Il Fronte nazionale di opposizione ai talebani tuttavia nega che i talebani abbiano il controllo totale del Panjshir. Uno dei rappresentanti della resistenza, Ali Nazari, ha comunicato alla Cnn che le forze di opposizione mantengono il controllo di alcune zone strategiche della valle, e continueranno la loro lotta contro gli estremisti islamici.

Il leader dei combattenti del Panjshir, Ahmad Massoud, non ha rilasciato dichiarazioni. Ieri egli aveva lanciato ai talebani un appello per la cessazione delle ostilità, dichiarandosi disposto a deporre le armi se essi avessero lasciato il Panjshir. Secondo i talebani, i capi del Fronte sarebbero già fuggiti all’estero; ieri essi hanno ucciso il portavoce del Fronte Fahim Dashti, membro del partito Djamiat-i-Islam, concorrente dei talebani.

I talebani hanno anche dichiarato di aver preso il mausoleo del “Leone del Panjshir” Ahmad Shah Massoud, padre dell’attuale comandante del Fronte, diffondendo un video su Telegram. Il mausoleo è collocato vicino alla città di Bazarak, il capoluogo della provincia del Panjshir, e dal video si nota l’assenza di milizie della resistenza.

Al di là dei proclami di vittoria e stabilità post-bellica, nel Paese regna un’atmosfera di grande incertezza, e non solo per le strenue resistenze nel Panjshir. Sono trascorse ormai tre settimane dalla presa di Kabul, e nonostante le dichiarazioni sulla ormai prossima formazione del governo, è evidente la situazione di stallo creatasi tra i vari componenti del movimento talebano, soprattutto tra le varie appartenenze tribali.

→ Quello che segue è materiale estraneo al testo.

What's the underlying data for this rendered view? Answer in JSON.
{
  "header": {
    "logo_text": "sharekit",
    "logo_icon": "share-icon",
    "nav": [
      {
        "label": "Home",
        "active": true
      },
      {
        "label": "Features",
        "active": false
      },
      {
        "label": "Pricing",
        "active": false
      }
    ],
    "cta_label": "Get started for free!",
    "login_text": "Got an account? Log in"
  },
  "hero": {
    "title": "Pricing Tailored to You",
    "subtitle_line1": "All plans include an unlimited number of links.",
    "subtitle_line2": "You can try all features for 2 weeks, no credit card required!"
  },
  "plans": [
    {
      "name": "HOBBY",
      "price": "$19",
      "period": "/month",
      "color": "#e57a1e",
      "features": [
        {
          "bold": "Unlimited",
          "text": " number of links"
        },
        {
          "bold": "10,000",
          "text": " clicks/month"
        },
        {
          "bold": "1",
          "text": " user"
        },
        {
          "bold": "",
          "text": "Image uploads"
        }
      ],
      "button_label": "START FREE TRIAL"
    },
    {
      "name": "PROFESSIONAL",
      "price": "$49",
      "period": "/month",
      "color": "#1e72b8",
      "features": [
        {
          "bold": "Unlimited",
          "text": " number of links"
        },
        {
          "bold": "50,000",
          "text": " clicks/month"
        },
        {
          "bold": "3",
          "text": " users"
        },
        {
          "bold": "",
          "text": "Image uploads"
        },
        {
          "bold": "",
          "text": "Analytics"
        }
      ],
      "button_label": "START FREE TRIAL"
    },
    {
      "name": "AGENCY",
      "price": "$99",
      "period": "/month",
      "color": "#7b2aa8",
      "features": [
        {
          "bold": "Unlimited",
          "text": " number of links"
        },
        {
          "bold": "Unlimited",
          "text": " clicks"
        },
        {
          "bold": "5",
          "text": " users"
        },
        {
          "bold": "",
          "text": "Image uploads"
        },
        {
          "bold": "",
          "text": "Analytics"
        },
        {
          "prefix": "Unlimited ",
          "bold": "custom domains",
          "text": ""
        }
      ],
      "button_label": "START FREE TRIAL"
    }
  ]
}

Inizialmente sembrava che nel nuovo governo sarebbero entrati i membri del Consiglio di coordinamento, creato per gestire la transizione del potere, come l’ex-presidente dell’Afghanistan Hamid Karzaj, l’ex-primo ministro Abdullah Abdullah e il leader del partito islamico Gulbeddin Hekmatjar, poi scomparsi dalla scena. Gli unici due nomi che appaiono sicuri al momento sono quelli della “guida suprema” Hibatullah Akhundzada, e del portavoce Abdul Ghani Baradar, che sta di fatto guidando il paese dal 15 agosto.